If you feel disappointed and sad and deflated because the holidays are over, know you’re not alone, and know it’s perfectly OK. Grieve the (almost) end of the holiday season. Journal about it. Talk about it. Feel it. And try the below tips, too.
- Schedule fun, meaningful activities for January, February and March. Yes, put them on your calendar right now. This could be anything from taking an online photography class to having weekly lunch dates with your best friend to taking a solo weekend trip. It could be scheduling yoga sessions or getting up every morning and working on your novel. Think about what fulfills you, what supports you and what brings you joy—and write these activities and outings inside your shiny, new planner in pen.
- Pinpoint what you specifically love (and now miss) about the holiday season—and see how you can incorporate that into your day to day. If you love Christmas music, play it while you’re preparing dinner every night. If you love holiday decorations, keep them up until February, or take them down, and create cozy winter-inspired spaces throughout your home with white candles, and white lights, and soft blankets and a special station in the kitchen for hot chocolate. If you love the togetherness, make every Friday into a movie night with your family. Maybe you can’t replicate each and every thing you love about the season, but you can find several special ways to keep the spirit alive for the next few months or all year long.

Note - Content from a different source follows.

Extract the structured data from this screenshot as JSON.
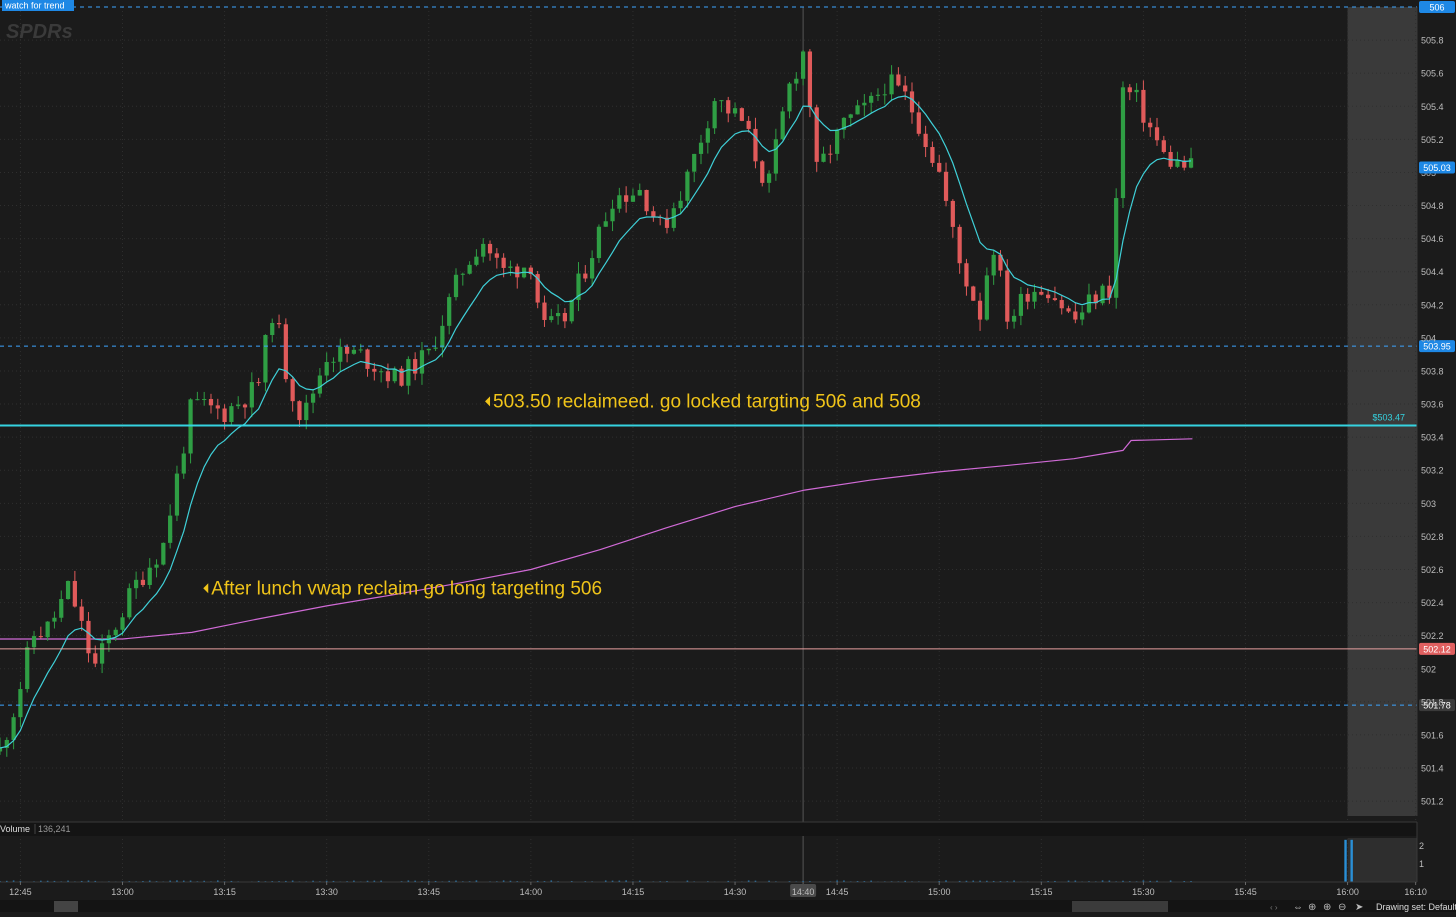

- Create new traditions that only happen in January and February. You can interpret this in any way you like. For example, maybe this means going skating every Saturday, or making a new soup, casserole or apple pie recipe every weekend (or some other winter favorite). Maybe this means volunteering for a specific event or specific organization. Maybe this means reading books that take place in the wintertime with your book club. Maybe it means taking turns hosting a monthly dinner with friends. Maybe it means taking a trip to see your best friend. Maybe it means going to mass or Shabbat services. What winter-inspired traditions would you like to create with your friends and family? And with yourself?
- Give different kinds of gifts. Let the holiday spirit live on by doing something kind for a loved one, an acquaintance or a stranger, big or small. Send a sweet text. Drop off a home-cooked meal or bouquet of flowers. Send a supportive letter to let a loved one know they’re not alone, and you’re here whenever they’re ready to talk. If Christmas got too hectic and you didn’t get to send any cards, send letters in January telling loved ones how much you love them.

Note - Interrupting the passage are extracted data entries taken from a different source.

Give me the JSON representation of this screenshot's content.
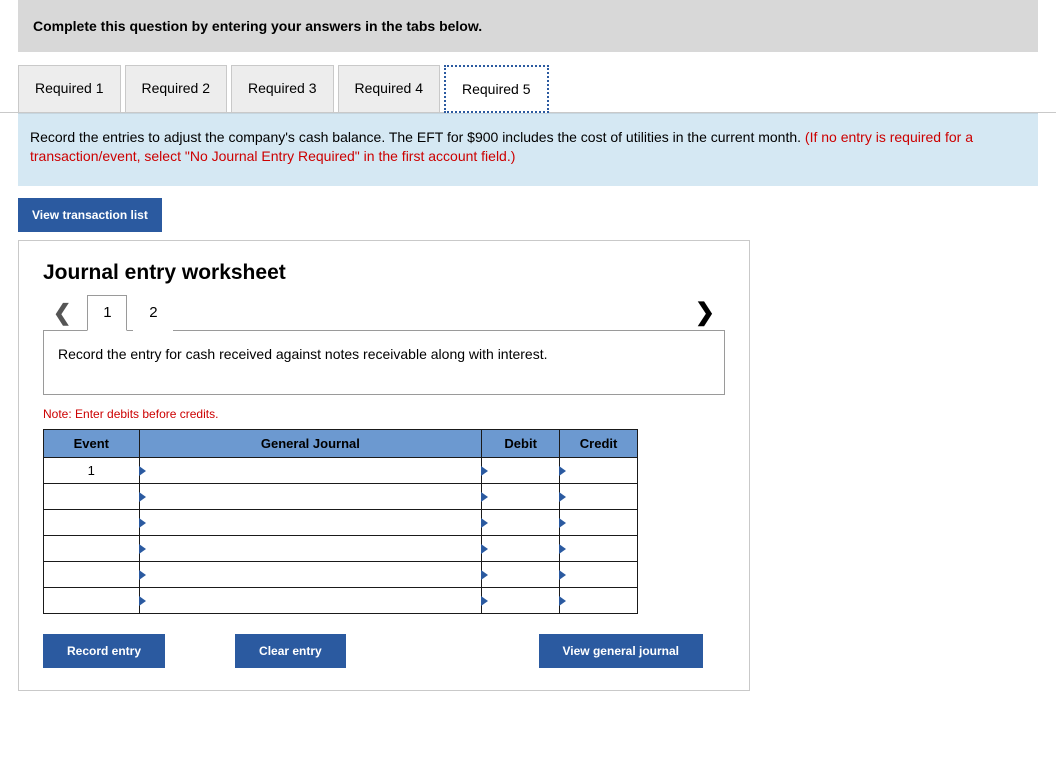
{
  "instruction": "Complete this question by entering your answers in the tabs below.",
  "tabs": [
    {
      "label": "Required 1"
    },
    {
      "label": "Required 2"
    },
    {
      "label": "Required 3"
    },
    {
      "label": "Required 4"
    },
    {
      "label": "Required 5"
    }
  ],
  "active_tab_index": 4,
  "prompt": {
    "main": "Record the entries to adjust the company's cash balance. The EFT for $900 includes the cost of utilities in the current month. ",
    "warn": "(If no entry is required for a transaction/event, select \"No Journal Entry Required\" in the first account field.)"
  },
  "buttons": {
    "view_transaction_list": "View transaction list",
    "record_entry": "Record entry",
    "clear_entry": "Clear entry",
    "view_general_journal": "View general journal"
  },
  "worksheet": {
    "title": "Journal entry worksheet",
    "pages": [
      "1",
      "2"
    ],
    "active_page_index": 0,
    "entry_desc": "Record the entry for cash received against notes receivable along with interest.",
    "note": "Note: Enter debits before credits.",
    "headers": {
      "event": "Event",
      "gj": "General Journal",
      "debit": "Debit",
      "credit": "Credit"
    },
    "rows": [
      {
        "event": "1",
        "gj": "",
        "debit": "",
        "credit": ""
      },
      {
        "event": "",
        "gj": "",
        "debit": "",
        "credit": ""
      },
      {
        "event": "",
        "gj": "",
        "debit": "",
        "credit": ""
      },
      {
        "event": "",
        "gj": "",
        "debit": "",
        "credit": ""
      },
      {
        "event": "",
        "gj": "",
        "debit": "",
        "credit": ""
      },
      {
        "event": "",
        "gj": "",
        "debit": "",
        "credit": ""
      }
    ]
  }
}
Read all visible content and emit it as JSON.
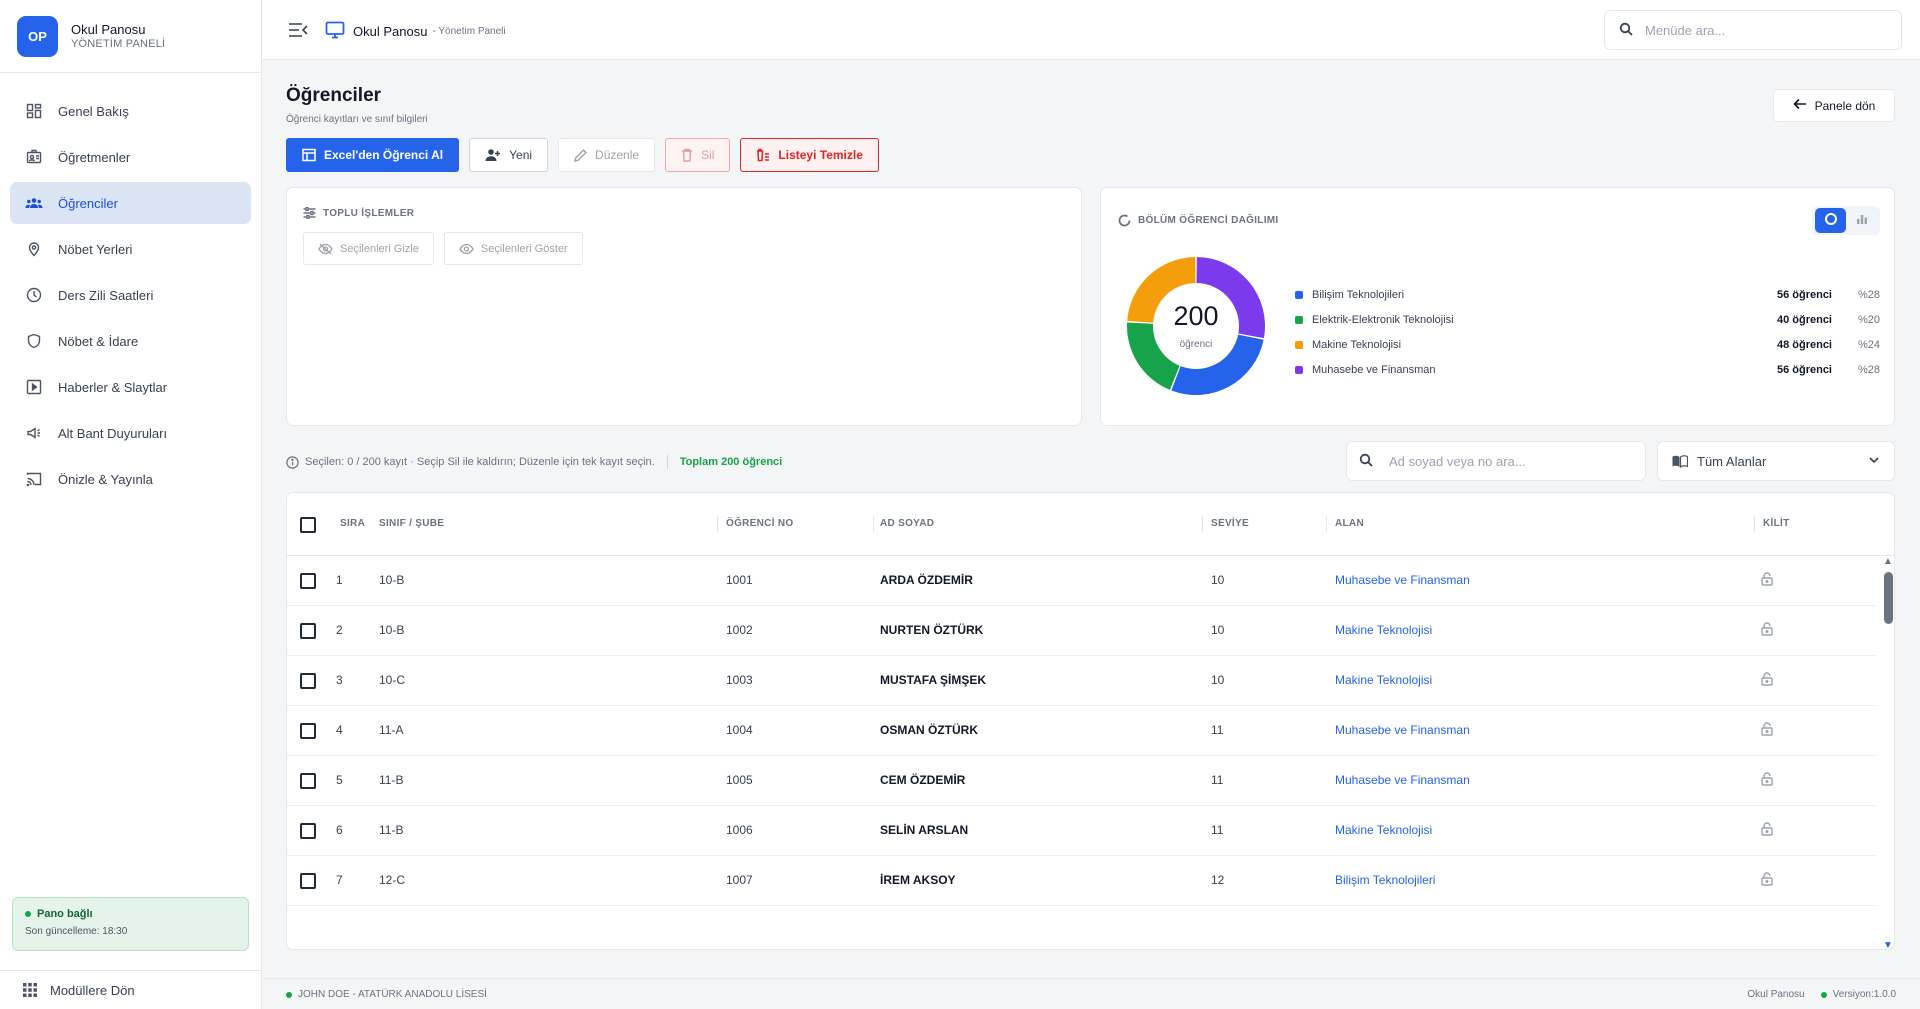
{
  "brand": {
    "logo": "OP",
    "title": "Okul Panosu",
    "subtitle": "YÖNETİM PANELİ"
  },
  "sidebar": {
    "items": [
      {
        "label": "Genel Bakış",
        "icon": "dashboard-icon",
        "active": false
      },
      {
        "label": "Öğretmenler",
        "icon": "teacher-icon",
        "active": false
      },
      {
        "label": "Öğrenciler",
        "icon": "students-icon",
        "active": true
      },
      {
        "label": "Nöbet Yerleri",
        "icon": "location-pin-icon",
        "active": false
      },
      {
        "label": "Ders Zili Saatleri",
        "icon": "clock-icon",
        "active": false
      },
      {
        "label": "Nöbet & İdare",
        "icon": "shield-icon",
        "active": false
      },
      {
        "label": "Haberler & Slaytlar",
        "icon": "play-slides-icon",
        "active": false
      },
      {
        "label": "Alt Bant Duyuruları",
        "icon": "megaphone-icon",
        "active": false
      },
      {
        "label": "Önizle & Yayınla",
        "icon": "cast-icon",
        "active": false
      }
    ],
    "status_title": "Pano bağlı",
    "status_sub": "Son güncelleme: 18:30",
    "bottom_label": "Modüllere Dön"
  },
  "topbar": {
    "app_name": "Okul Panosu",
    "app_sub": "- Yönetim Paneli",
    "search_placeholder": "Menüde ara..."
  },
  "page": {
    "title": "Öğrenciler",
    "subtitle": "Öğrenci kayıtları ve sınıf bilgileri",
    "back_label": "Panele dön"
  },
  "actions": {
    "import_label": "Excel'den Öğrenci Al",
    "new_label": "Yeni",
    "edit_label": "Düzenle",
    "delete_label": "Sil",
    "clear_label": "Listeyi Temizle"
  },
  "bulk": {
    "label": "TOPLU İŞLEMLER",
    "hide_label": "Seçilenleri Gizle",
    "show_label": "Seçilenleri Göster"
  },
  "distribution": {
    "label": "BÖLÜM ÖĞRENCİ DAĞILIMI",
    "total": "200",
    "total_unit": "öğrenci",
    "slices": [
      {
        "name": "Bilişim Teknolojileri",
        "count_label": "56 öğrenci",
        "pct_label": "%28",
        "value": 56,
        "color": "#2563eb"
      },
      {
        "name": "Elektrik-Elektronik Teknolojisi",
        "count_label": "40 öğrenci",
        "pct_label": "%20",
        "value": 40,
        "color": "#16a34a"
      },
      {
        "name": "Makine Teknolojisi",
        "count_label": "48 öğrenci",
        "pct_label": "%24",
        "value": 48,
        "color": "#f59e0b"
      },
      {
        "name": "Muhasebe ve Finansman",
        "count_label": "56 öğrenci",
        "pct_label": "%28",
        "value": 56,
        "color": "#7c3aed"
      }
    ]
  },
  "filters": {
    "selection_info": "Seçilen: 0 / 200 kayıt · Seçip Sil ile kaldırın; Düzenle için tek kayıt seçin.",
    "total_label": "Toplam 200 öğrenci",
    "name_search_placeholder": "Ad soyad veya no ara...",
    "area_select_value": "Tüm Alanlar"
  },
  "table": {
    "headers": {
      "sira": "SIRA",
      "sinif": "SINIF / ŞUBE",
      "no": "ÖĞRENCİ NO",
      "name": "AD SOYAD",
      "level": "SEVİYE",
      "area": "ALAN",
      "lock": "KİLİT"
    },
    "rows": [
      {
        "sira": "1",
        "sinif": "10-B",
        "no": "1001",
        "name": "ARDA ÖZDEMİR",
        "level": "10",
        "area": "Muhasebe ve Finansman"
      },
      {
        "sira": "2",
        "sinif": "10-B",
        "no": "1002",
        "name": "NURTEN ÖZTÜRK",
        "level": "10",
        "area": "Makine Teknolojisi"
      },
      {
        "sira": "3",
        "sinif": "10-C",
        "no": "1003",
        "name": "MUSTAFA ŞİMŞEK",
        "level": "10",
        "area": "Makine Teknolojisi"
      },
      {
        "sira": "4",
        "sinif": "11-A",
        "no": "1004",
        "name": "OSMAN ÖZTÜRK",
        "level": "11",
        "area": "Muhasebe ve Finansman"
      },
      {
        "sira": "5",
        "sinif": "11-B",
        "no": "1005",
        "name": "CEM ÖZDEMİR",
        "level": "11",
        "area": "Muhasebe ve Finansman"
      },
      {
        "sira": "6",
        "sinif": "11-B",
        "no": "1006",
        "name": "SELİN ARSLAN",
        "level": "11",
        "area": "Makine Teknolojisi"
      },
      {
        "sira": "7",
        "sinif": "12-C",
        "no": "1007",
        "name": "İREM AKSOY",
        "level": "12",
        "area": "Bilişim Teknolojileri"
      }
    ]
  },
  "footer": {
    "user": "JOHN DOE - ATATÜRK ANADOLU LİSESİ",
    "app": "Okul Panosu",
    "version": "Versiyon:1.0.0"
  }
}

The winter months can feel dreary, especially with the holidays seemingly long gone. But there’s no reason why you can’t keep making gingerbread houses, listening to holiday music, helping loved ones (or strangers), and doing any other things that are meaningful, fulfilling and joyful to you.
Again, zero in on the specific reasons why you love the holiday season and why you miss it. And it’s very likely you can reconnect to that special, beautiful spirit. And do so over and over again.